Eliza Labs and its founder Shaw Walters are suing Elon Musk’s X, claiming the company has handed over technical details about AI tools, banned them from the platform, and launched imitation products.
The lawsuit states that X unfairly used the monopoly rights, damaging Eliza’s reputation, blocking access to customers and investors, and profiting from Eliza’s innovations. Rather than naming the dollar figures, Eliza Labs asks the court to return “unfair profits” to X, pay Eliza’s losses, and add treble damages and punitive damages.
Eliza Labs is the company behind Elizaos, an open source framework for building autonomous AI agents that can interact and execute tasks across blockchain networks.
The complaint filed Wednesday in the U.S. District Court for the Northern District of California alleged that Eliza was invited, mined for information and eventually pushed aside.
The lawsuit alleges that in early 2025, X invited Walters to meet after Eliza’s open source tools gained traction with the developers. The platform allows users to build autonomous AI agents and 3D avatars through real-time chat, voice, video and phone integration.
Shortly afterwards, X reportedly requested an enterprise license of $50,000 per month to continue operating on the platform before suspending its Eliza Labs and Walters accounts for breach of X’s Terms of Use. The internal message cited in the complaint shows X Executive warning that Eliza Labs has caused legal action for API circumvention, unverified government customers, and unapproved use cases. Eliza Labs claimed that X offered to suspend the process in exchange for further consultations.
Although the account remained inactive, Walters continued to demand technical documentation under the guise of X solving the problem, launching a nearly identical AI agent under the Xai brand.
The lawsuit breaks new ground in the AI space, but faces long odds, according to legal expert Kelly Lawton-Abbott, a partner at law firm SSM.
“There are not many cases of anti-competitive behavior in the AI space,” Lawton-Abbott said. Decryption. “Eliza is an open source software platform, so it doesn’t have the same protection as its proprietary software.”

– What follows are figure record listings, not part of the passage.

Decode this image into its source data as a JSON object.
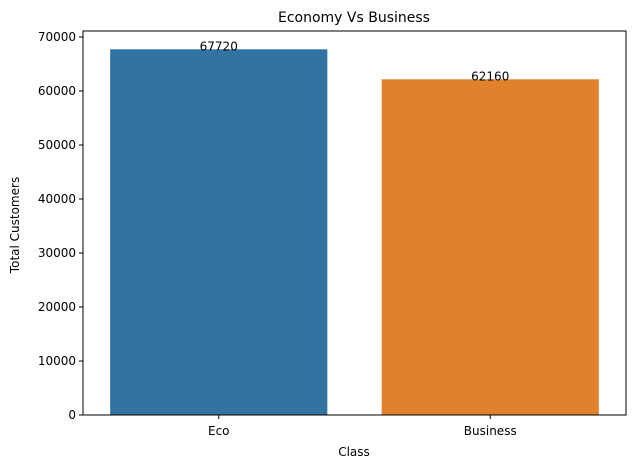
{
  "chart_data": {
    "type": "bar",
    "title": "Economy Vs Business",
    "xlabel": "Class",
    "ylabel": "Total Customers",
    "categories": [
      "Eco",
      "Business"
    ],
    "values": [
      67720,
      62160
    ],
    "data_labels": [
      "67720",
      "62160"
    ],
    "colors": [
      "#3274a1",
      "#e1812c"
    ],
    "ylim": [
      0,
      71106
    ],
    "yticks": [
      0,
      10000,
      20000,
      30000,
      40000,
      50000,
      60000,
      70000
    ],
    "ytick_labels": [
      "0",
      "10000",
      "20000",
      "30000",
      "40000",
      "50000",
      "60000",
      "70000"
    ],
    "grid": false,
    "legend": "none"
  }
}
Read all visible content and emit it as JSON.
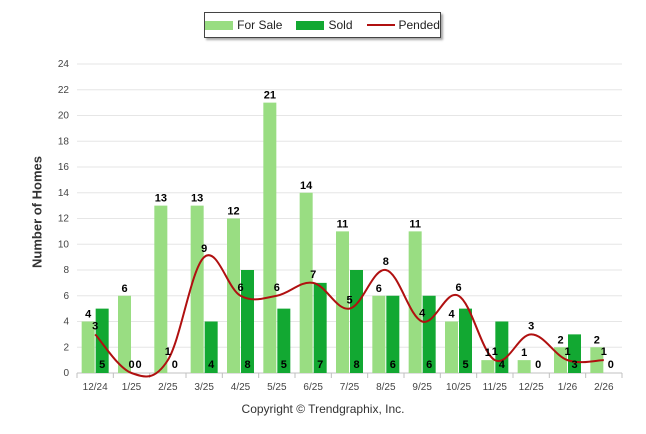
{
  "chart_data": {
    "type": "bar",
    "categories": [
      "12/24",
      "1/25",
      "2/25",
      "3/25",
      "4/25",
      "5/25",
      "6/25",
      "7/25",
      "8/25",
      "9/25",
      "10/25",
      "11/25",
      "12/25",
      "1/26",
      "2/26"
    ],
    "series": [
      {
        "name": "For Sale",
        "type": "bar",
        "color": "#99dd82",
        "values": [
          4,
          6,
          13,
          13,
          12,
          21,
          14,
          11,
          6,
          11,
          4,
          1,
          1,
          2,
          2
        ]
      },
      {
        "name": "Sold",
        "type": "bar",
        "color": "#12a832",
        "values": [
          5,
          0,
          0,
          4,
          8,
          5,
          7,
          8,
          6,
          6,
          5,
          4,
          0,
          3,
          0
        ]
      },
      {
        "name": "Pended",
        "type": "line",
        "color": "#b01010",
        "values": [
          3,
          0,
          1,
          9,
          6,
          6,
          7,
          5,
          8,
          4,
          6,
          1,
          3,
          1,
          1
        ]
      }
    ],
    "ylabel": "Number of Homes",
    "xlabel": "",
    "ylim": [
      0,
      24
    ],
    "yticks": [
      "0",
      "2",
      "4",
      "6",
      "8",
      "10",
      "12",
      "14",
      "16",
      "18",
      "20",
      "22",
      "24"
    ],
    "grid": true,
    "legend_position": "top-center"
  },
  "footer": {
    "copyright": "Copyright © Trendgraphix, Inc."
  }
}
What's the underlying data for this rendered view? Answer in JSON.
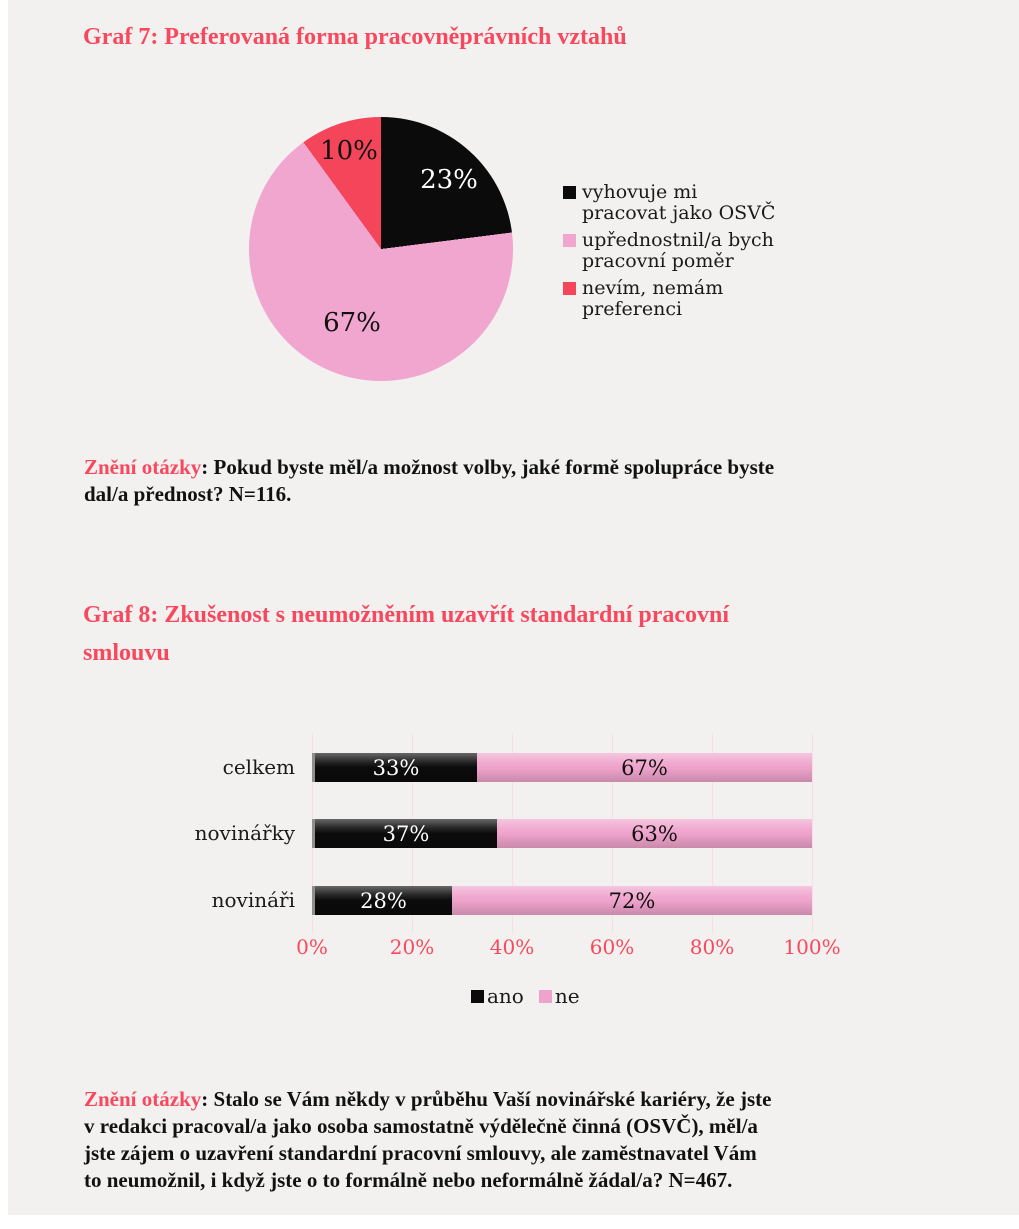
{
  "accent_color": "#f8485e",
  "background_color": "#f2f1ef",
  "questions": [
    {
      "prefix": "Znění otázky",
      "lines": [
        ": Pokud byste měl/a možnost volby, jaké formě spolupráce byste",
        "dal/a přednost? N=116."
      ]
    },
    {
      "prefix": "Znění otázky",
      "lines": [
        ": Stalo se Vám někdy v průběhu Vaší novinářské kariéry, že jste",
        "v redakci pracoval/a jako osoba samostatně výdělečně činná (OSVČ), měl/a",
        "jste zájem o uzavření standardní pracovní smlouvy, ale zaměstnavatel Vám",
        "to neumožnil, i když jste o to formálně nebo neformálně žádal/a? N=467."
      ]
    }
  ],
  "chart_data": [
    {
      "type": "pie",
      "title": "Graf 7: Preferovaná forma pracovněprávních vztahů",
      "start_angle": "12 o'clock, clockwise",
      "legend_position": "right",
      "slices": [
        {
          "label": "vyhovuje mi pracovat jako OSVČ",
          "legend_lines": [
            "vyhovuje mi",
            "pracovat jako OSVČ"
          ],
          "value": 23,
          "color": "#0b0b0b",
          "label_color": "#ffffff"
        },
        {
          "label": "upřednostnil/a bych pracovní poměr",
          "legend_lines": [
            "upřednostnil/a bych",
            "pracovní poměr"
          ],
          "value": 67,
          "color": "#f0a6ce",
          "label_color": "#111111"
        },
        {
          "label": "nevím, nemám preferenci",
          "legend_lines": [
            "nevím, nemám",
            "preferenci"
          ],
          "value": 10,
          "color": "#f5455b",
          "label_color": "#111111"
        }
      ]
    },
    {
      "type": "bar",
      "orientation": "horizontal-stacked",
      "title": "Graf 8: Zkušenost s neumožněním uzavřít standardní pracovní smlouvu",
      "title_lines": [
        "Graf 8: Zkušenost s neumožněním uzavřít standardní pracovní",
        "smlouvu"
      ],
      "categories": [
        "celkem",
        "novinářky",
        "novináři"
      ],
      "series": [
        {
          "name": "ano",
          "color": "#0b0b0b",
          "text_color": "#ffffff",
          "values": [
            33,
            37,
            28
          ]
        },
        {
          "name": "ne",
          "color": "#efa3cc",
          "text_color": "#111111",
          "values": [
            67,
            63,
            72
          ]
        }
      ],
      "x_ticks": [
        "0%",
        "20%",
        "40%",
        "60%",
        "80%",
        "100%"
      ],
      "xlim": [
        0,
        100
      ],
      "grid": true,
      "gridline_color": "#f8dce9",
      "legend_position": "bottom"
    }
  ]
}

According to Lawton-Abbott, the burden of proof in federal antitrust claims is high. “For the antitrust, that’s a pretty high standard,” she said. “I think it’s going to be difficult for them to succeed.”
Still, Lawton-Abbott said the lawsuit may be more about leverage than the lawsuit. “You don’t think this will move forward,” she said. “I think it will probably be used for settlement.”
Lawton-Abbott also acknowledged the dynamics of fundamental power between businesses.
The lawsuit claimed that X never responded to Eliza Labs’ request to restore the account, and instead launched its own AI agent with similar capabilities. In July, Xai, the artificial intelligence division of X, launched a new feature in the Grok Chatbot app, “Companions.” The release included Ani, a Gothic anime style avatar that greets users on “Hey Babe!” And Rudy, a red panda wearing a hoodie for a more playful interaction.
X Corp. has not publicly responded to complaints. But its AI tool, Grok, was optimistic about Eliza’s victory in court.
“There’s an interesting hook in this case, but it’s facing an uphill battle, especially against platforms like the X, with deep pockets and precedent defenses,” he said. “Overall, this has odds of 40-50% of fire. FRAUD/UCL’s claims are more sticky than antitrust laws and often fail against high-tech giants.”